UL president Professor Des Fitzgerald: Acknowledged that the university “fell short” in how “treated some of its people in the past”
UNIVERSITY of Limerick president Professor Des Fitzgerald has acknowledged that the university “fell short” in how “treated some of its people in the past”.
The new president was responding to the publishing today of a report which saw its human resource (HR) practices strongly criticised.
The partly redacted report into controversies around finance, HR and governance – which were first revealed by the Limerick Leader – was released by the Higher Education Authority this Wednesday afternoon. It contains 36 findings and 10 recommendations.
In a statement responding to the review by Dr Richard Thorn of certain matters and allegations relating to University of Limerick, UL president Dr Des Fitzgerald and the university’s new senior management team said they would now consider and act on this report.
“It is an extensive report and we must now study it in detail and respond to the HEA as quickly and comprehensively as possible and certainly by November 24. Nevertheless, I do wish to immediately acknowledge the seriousness of the matters addressed within it,” said Prof Fitzgerald.
“Personally, despite the complex management and governance issues this report clearly highlights, what concerns me most of all is what it is says about how UL has treated some of its people in the past. Since I arrived at UL in May, I have emphasised our duty of care as an employer. This report casts light on occasions in the past where UL fell short of this standard.
“I hope that the concerns individuals have raised with the Minister, the Department of Education and Skills and the Higher Education Authority over many years have now been given a full hearing and we can resolve outstanding issues. I would add that I am heartened to see the report draw a line under a number of other issues that have been raised by both local and national media and subsequently scrutinised by the Public Accounts Committee.
“UL will act swiftly in response to this report. It puts forward a series of recommendations, many of which are currently being addressed following a review of governance initiated by the UL Governing Authority in June 2017 and the recent change in management structures.
“I am encouraged that issues that had remained unresolved for far too long have now been thoroughly examined by the Higher Education Authority and Department of Education and Skills. I hope the publication of this report further helps to bring a positive resolution to these matters,” he added.
UL will now respond in detail to the HEA, he added, noting that a series of substantial changes in both governance and management have taken place at UL over the past six months.
The report, which runs to 122 pages, is strongly critical of UL’s HR practices, in particular its use of disciplinary procedures leading to findings of gross misconduct against a number of staff members.
It states: “With almost 16,000 staff and students, it is inevitable that staff and student issues will arise.
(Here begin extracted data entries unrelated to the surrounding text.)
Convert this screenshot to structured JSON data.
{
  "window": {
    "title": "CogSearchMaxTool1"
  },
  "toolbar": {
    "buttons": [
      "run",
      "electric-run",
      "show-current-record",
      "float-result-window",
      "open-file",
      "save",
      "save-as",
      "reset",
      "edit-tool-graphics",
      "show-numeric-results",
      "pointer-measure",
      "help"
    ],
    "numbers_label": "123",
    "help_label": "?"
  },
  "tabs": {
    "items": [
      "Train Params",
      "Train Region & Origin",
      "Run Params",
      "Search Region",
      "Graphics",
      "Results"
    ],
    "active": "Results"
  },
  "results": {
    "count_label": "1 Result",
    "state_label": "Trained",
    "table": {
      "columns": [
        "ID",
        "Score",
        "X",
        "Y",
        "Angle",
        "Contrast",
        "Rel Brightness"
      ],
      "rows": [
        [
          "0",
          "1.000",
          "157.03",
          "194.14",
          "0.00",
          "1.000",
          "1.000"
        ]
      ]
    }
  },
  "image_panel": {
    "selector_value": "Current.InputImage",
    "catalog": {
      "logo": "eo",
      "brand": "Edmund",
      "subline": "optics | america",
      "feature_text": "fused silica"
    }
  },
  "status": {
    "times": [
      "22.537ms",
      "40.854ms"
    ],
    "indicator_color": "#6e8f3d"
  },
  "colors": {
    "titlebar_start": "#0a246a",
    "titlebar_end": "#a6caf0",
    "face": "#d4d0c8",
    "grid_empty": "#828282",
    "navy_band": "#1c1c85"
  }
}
To address this complexity, the university should consider the management structures and systems adopted for implementation of HR policies and procedures, in addition to consideration of the management and implementation of specific policies and procedures as recommended in this and other reviews.”
The report also deals in considerable detail with the case of the two whistleblowers from the finance department who have been suspended with pay for more than two years. The UL president has already stated that he wishes to meet with these employees with a view to potentially reinstating them.
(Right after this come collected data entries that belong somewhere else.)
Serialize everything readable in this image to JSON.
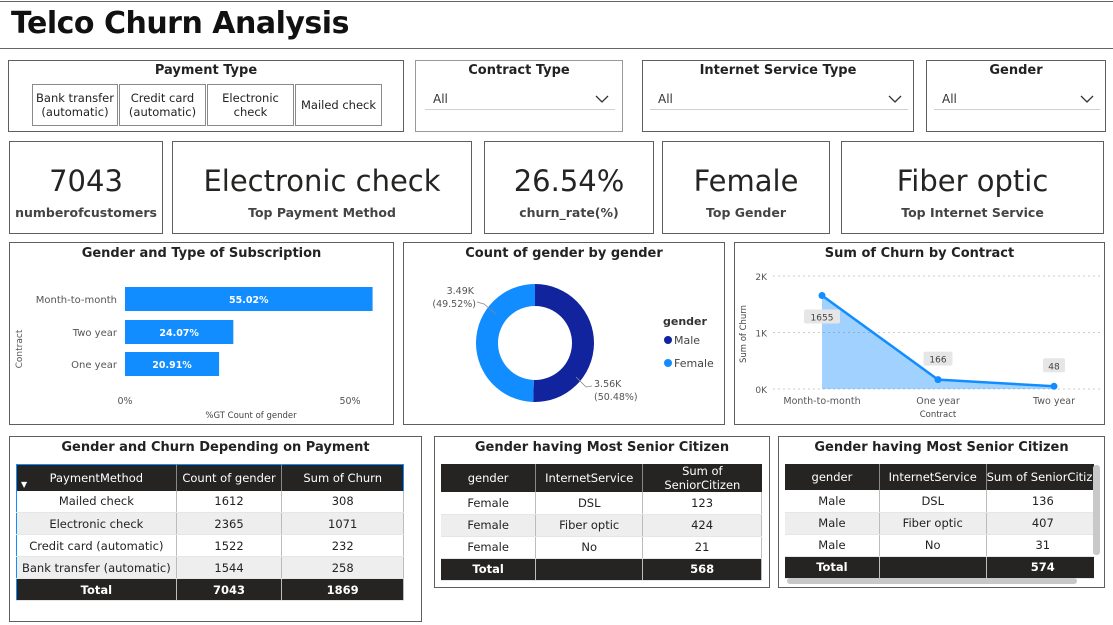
{
  "title": "Telco Churn Analysis",
  "payment": {
    "title": "Payment Type",
    "options": [
      "Bank transfer (automatic)",
      "Credit card (automatic)",
      "Electronic check",
      "Mailed check"
    ]
  },
  "contract": {
    "title": "Contract Type",
    "value": "All"
  },
  "internet": {
    "title": "Internet Service Type",
    "value": "All"
  },
  "gender": {
    "title": "Gender",
    "value": "All"
  },
  "kpis": [
    {
      "value": "7043",
      "label": "numberofcustomers"
    },
    {
      "value": "Electronic check",
      "label": "Top Payment Method"
    },
    {
      "value": "26.54%",
      "label": "churn_rate(%)"
    },
    {
      "value": "Female",
      "label": "Top Gender"
    },
    {
      "value": "Fiber optic",
      "label": "Top Internet Service"
    }
  ],
  "chart_data": [
    {
      "type": "bar",
      "title": "Gender and Type of Subscription",
      "ylabel": "Contract",
      "xlabel": "%GT Count of gender",
      "categories": [
        "Month-to-month",
        "Two year",
        "One year"
      ],
      "values": [
        55.02,
        24.07,
        20.91
      ],
      "value_labels": [
        "55.02%",
        "24.07%",
        "20.91%"
      ],
      "xticks": [
        "0%",
        "50%"
      ],
      "xlim": [
        0,
        60
      ],
      "color": "#118dff"
    },
    {
      "type": "pie",
      "title": "Count of gender by gender",
      "legend_title": "gender",
      "slices": [
        {
          "name": "Male",
          "value": 3.56,
          "label": "3.56K",
          "pct": "(50.48%)",
          "color": "#12239e"
        },
        {
          "name": "Female",
          "value": 3.49,
          "label": "3.49K",
          "pct": "(49.52%)",
          "color": "#118dff"
        }
      ]
    },
    {
      "type": "area",
      "title": "Sum of Churn by Contract",
      "xlabel": "Contract",
      "ylabel": "Sum of Churn",
      "categories": [
        "Month-to-month",
        "One year",
        "Two year"
      ],
      "values": [
        1655,
        166,
        48
      ],
      "value_labels": [
        "1655",
        "166",
        "48"
      ],
      "yticks": [
        "0K",
        "1K",
        "2K"
      ],
      "ylim": [
        0,
        2000
      ],
      "color": "#118dff"
    }
  ],
  "table1": {
    "title": "Gender and Churn Depending on Payment",
    "headers": [
      "PaymentMethod",
      "Count of gender",
      "Sum of Churn"
    ],
    "rows": [
      [
        "Mailed check",
        "1612",
        "308"
      ],
      [
        "Electronic check",
        "2365",
        "1071"
      ],
      [
        "Credit card (automatic)",
        "1522",
        "232"
      ],
      [
        "Bank transfer (automatic)",
        "1544",
        "258"
      ]
    ],
    "total": [
      "Total",
      "7043",
      "1869"
    ]
  },
  "table2": {
    "title": "Gender having Most Senior Citizen",
    "headers": [
      "gender",
      "InternetService",
      "Sum of SeniorCitizen"
    ],
    "rows": [
      [
        "Female",
        "DSL",
        "123"
      ],
      [
        "Female",
        "Fiber optic",
        "424"
      ],
      [
        "Female",
        "No",
        "21"
      ]
    ],
    "total": [
      "Total",
      "",
      "568"
    ]
  },
  "table3": {
    "title": "Gender having Most Senior Citizen",
    "headers": [
      "gender",
      "InternetService",
      "Sum of SeniorCitize"
    ],
    "rows": [
      [
        "Male",
        "DSL",
        "136"
      ],
      [
        "Male",
        "Fiber optic",
        "407"
      ],
      [
        "Male",
        "No",
        "31"
      ]
    ],
    "total": [
      "Total",
      "",
      "574"
    ]
  }
}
The two women were previously offered severance payments €60,000 each, conditional on agreeing to a confidentiality clause. They rejected the offer. Both employees were suspended and accused of making a malicious complaint against a colleague, an allegation they have strenuously denied.
Disciplinary proceedings taken against them were interrupted on the HEA's orders following the Leader's front-page report.
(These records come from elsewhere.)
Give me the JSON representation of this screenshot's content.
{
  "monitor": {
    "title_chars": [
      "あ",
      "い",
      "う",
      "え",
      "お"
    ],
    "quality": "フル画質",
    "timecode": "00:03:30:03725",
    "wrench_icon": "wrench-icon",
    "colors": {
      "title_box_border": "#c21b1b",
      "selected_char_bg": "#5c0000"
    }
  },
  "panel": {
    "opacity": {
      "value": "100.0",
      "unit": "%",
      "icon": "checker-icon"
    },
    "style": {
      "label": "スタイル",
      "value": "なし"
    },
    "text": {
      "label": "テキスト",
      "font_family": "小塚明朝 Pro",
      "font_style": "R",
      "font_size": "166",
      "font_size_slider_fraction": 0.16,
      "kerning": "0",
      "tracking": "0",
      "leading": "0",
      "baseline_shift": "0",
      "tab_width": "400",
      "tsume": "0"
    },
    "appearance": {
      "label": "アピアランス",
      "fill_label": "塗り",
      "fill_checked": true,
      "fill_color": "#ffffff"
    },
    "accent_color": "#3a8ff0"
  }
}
There is also criticism of the decision to sue the Limerick Leader and its then editor Alan English personally when the allegations were first brought into the public domain in September 2015. UL's High Court proceedings were dropped in 2016 following widespread criticism of its decision to sue.
The legal proceedings were “ill-conceived", the report finds, adding that the Limerick Leader was well within its rights to publish the initial story.
Also responding to the report today was education minister Richard Bruton, who said the review was "a positive step towards addressing the serious matters which have been raised in relation to the University of Limerick by a number of stakeholders.
"The Review makes a number of important recommendations that must be addressed by the University of Limerick in order to bring these serious issues to a conclusion. My Department and the HEA will continue to work with the University of Limerick to provide the appropriate support to allow the prompt implementation of the recommendations set out by Dr Thorn."
Minister Bruton noted that, following a number of protected disclosures and other complaints made against UL, the need for the review was supported by the new UL president.